Washington, D.C. — Yesterday the U.S. House of Representatives Homeland Security Committee released a report requested by U.S. Rep. Bob Etheridge (D-Lillington) that detailed billions of dollars of wasteful spending on contracts awarded for the recovery and reconstruction following Hurricane Katrina.
The report, “One Year Later: Katrina’s Waste,” found that one year after Katrina, the Department of Homeland Security has still not made changes that would protect the American people and prevent this kind of waste in the future .
“The Administration’s failed leadership puts lives at risk and these irresponsible contracting processes have cost taxpayers billions of dollars,” said Etheridge, the ranking member of the Homeland Security Subcommittee on Investigations.
“Congress must exercise its oversight of FEMA and the Department of Homeland Security to reform the contracting process. This is not only about saving taxpayers money: it’s about ensuring that FEMA gets the job done. A year after Hurricane Katrina hit, the damage is still not cleaned up in the Gulf Coast, and these contracting processes are partly to blame.”

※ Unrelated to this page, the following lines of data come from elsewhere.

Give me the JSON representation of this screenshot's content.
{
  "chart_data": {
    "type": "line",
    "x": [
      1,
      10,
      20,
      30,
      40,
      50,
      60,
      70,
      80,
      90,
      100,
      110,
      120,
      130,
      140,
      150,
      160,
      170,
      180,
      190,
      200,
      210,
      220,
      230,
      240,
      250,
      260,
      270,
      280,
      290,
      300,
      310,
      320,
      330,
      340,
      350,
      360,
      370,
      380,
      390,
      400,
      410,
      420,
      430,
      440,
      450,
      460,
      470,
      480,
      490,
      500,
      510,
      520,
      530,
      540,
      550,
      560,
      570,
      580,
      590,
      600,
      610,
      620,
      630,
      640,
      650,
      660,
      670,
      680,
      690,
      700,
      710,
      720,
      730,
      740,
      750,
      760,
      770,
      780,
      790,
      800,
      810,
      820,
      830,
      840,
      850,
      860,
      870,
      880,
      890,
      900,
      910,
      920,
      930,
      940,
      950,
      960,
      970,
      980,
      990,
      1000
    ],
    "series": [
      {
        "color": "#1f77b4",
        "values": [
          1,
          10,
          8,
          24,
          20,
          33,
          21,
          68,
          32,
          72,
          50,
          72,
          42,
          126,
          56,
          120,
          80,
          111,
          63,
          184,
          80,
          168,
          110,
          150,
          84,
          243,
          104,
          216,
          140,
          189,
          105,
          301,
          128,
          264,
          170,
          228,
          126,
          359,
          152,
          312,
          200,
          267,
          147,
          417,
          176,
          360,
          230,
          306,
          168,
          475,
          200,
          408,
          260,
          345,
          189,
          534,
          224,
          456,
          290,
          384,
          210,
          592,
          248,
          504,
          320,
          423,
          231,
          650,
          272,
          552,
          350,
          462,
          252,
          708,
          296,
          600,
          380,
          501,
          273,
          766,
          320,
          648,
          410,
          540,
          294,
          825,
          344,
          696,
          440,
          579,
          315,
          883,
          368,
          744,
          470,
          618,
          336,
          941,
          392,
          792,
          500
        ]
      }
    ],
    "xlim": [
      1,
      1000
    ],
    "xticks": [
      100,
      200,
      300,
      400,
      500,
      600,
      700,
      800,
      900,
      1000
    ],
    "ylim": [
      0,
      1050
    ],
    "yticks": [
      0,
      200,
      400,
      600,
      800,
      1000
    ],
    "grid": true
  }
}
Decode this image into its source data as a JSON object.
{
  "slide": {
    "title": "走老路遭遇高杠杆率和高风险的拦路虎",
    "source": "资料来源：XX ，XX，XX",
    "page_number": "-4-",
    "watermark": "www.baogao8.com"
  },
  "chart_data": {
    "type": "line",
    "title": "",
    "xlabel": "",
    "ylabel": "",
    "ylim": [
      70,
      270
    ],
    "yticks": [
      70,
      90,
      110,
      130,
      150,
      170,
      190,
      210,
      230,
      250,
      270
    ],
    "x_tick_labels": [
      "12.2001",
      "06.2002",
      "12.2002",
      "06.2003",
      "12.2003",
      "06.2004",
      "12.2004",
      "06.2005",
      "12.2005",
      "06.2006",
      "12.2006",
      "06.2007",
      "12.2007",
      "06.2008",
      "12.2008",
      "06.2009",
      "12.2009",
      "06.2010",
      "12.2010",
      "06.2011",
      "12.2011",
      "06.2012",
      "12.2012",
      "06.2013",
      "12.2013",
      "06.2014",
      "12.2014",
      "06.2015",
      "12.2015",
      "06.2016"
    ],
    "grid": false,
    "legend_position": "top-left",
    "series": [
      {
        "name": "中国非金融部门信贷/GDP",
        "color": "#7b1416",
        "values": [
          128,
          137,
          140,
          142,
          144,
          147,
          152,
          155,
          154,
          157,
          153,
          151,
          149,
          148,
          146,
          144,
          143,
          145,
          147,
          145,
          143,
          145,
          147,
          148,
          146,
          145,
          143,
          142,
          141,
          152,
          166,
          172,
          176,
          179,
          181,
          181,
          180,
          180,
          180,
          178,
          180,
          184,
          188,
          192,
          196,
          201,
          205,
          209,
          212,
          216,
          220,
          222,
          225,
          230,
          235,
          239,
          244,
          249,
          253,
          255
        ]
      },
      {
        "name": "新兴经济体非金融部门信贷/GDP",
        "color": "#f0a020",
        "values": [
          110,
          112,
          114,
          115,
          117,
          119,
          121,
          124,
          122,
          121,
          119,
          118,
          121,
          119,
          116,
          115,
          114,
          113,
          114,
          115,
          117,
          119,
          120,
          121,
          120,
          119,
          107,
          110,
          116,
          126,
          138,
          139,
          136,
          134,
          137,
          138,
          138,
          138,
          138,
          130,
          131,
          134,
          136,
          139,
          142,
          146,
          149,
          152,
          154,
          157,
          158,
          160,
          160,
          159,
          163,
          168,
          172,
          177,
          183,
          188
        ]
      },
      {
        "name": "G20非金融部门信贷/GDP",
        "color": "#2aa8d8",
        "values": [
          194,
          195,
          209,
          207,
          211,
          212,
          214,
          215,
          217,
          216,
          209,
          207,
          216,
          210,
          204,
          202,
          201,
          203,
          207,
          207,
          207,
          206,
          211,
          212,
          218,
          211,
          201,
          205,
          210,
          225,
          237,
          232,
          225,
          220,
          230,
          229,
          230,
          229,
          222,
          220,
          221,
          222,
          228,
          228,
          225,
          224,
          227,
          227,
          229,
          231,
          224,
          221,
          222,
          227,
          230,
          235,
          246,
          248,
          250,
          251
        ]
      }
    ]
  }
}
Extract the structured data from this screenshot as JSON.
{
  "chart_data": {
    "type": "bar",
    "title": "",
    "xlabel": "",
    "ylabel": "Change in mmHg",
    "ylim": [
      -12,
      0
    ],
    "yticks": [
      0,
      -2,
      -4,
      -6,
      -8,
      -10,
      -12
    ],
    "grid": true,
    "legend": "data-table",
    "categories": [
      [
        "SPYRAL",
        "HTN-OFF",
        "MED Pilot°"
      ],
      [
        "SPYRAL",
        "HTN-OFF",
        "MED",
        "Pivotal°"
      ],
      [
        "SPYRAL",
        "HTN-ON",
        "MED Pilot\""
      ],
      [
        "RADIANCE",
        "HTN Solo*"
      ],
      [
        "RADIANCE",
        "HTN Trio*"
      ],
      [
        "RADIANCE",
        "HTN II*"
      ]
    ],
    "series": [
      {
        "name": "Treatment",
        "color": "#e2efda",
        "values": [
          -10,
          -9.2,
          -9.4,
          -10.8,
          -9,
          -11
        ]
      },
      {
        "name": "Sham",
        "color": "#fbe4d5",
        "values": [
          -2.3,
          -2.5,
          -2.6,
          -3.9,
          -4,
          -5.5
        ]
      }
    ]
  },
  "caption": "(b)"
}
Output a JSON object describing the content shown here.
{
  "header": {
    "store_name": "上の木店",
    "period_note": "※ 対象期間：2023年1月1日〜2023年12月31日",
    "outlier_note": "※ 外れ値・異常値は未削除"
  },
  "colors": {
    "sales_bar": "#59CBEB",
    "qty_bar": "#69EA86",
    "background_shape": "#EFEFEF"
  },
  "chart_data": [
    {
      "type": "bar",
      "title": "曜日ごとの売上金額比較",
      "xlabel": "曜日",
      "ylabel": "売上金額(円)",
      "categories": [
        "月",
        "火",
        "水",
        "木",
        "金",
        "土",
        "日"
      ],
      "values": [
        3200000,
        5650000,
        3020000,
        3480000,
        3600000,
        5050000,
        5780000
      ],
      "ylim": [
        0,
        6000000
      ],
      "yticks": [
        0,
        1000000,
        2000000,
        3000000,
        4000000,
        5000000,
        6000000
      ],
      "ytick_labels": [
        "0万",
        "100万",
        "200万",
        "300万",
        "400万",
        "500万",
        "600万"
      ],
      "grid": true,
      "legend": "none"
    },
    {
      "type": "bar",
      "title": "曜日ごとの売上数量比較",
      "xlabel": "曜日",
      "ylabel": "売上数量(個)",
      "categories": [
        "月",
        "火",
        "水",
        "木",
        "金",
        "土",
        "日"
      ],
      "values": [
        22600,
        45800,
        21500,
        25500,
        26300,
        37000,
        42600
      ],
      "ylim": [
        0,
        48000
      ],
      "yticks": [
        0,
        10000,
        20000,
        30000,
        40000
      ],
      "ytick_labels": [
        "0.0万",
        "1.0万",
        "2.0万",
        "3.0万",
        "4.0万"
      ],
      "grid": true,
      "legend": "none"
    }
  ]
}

The report identified $7 billion in contracts, much of which was spent wastefully. At the time Katrina struck, the Federal Emergency Management Agency’s procurement office had only one-third of the staff that senior Department of Homeland Security leaders knew were needed to perform the office’s day-to-day functions.
On June 14, Etheridge asked the chairman of the subcommittee to hold hearings on contracting abuse. As of today, a hearing still has not been scheduled.
The report found the waste was caused by:
* Sole-source contracts being issued at exorbitant prices;
* Local and small businesses being excluded from recovery contracts;
* Contracts with four or more layers of subcontractors collecting a cut, while the people doing the actual work receive pennies on the dollar;
* Rushed decisions made in the midst of a crisis because funding was never provided for proper planning
* A failure to rebid competitive contracts that were issued sole-source in the days immediately before and after the storm.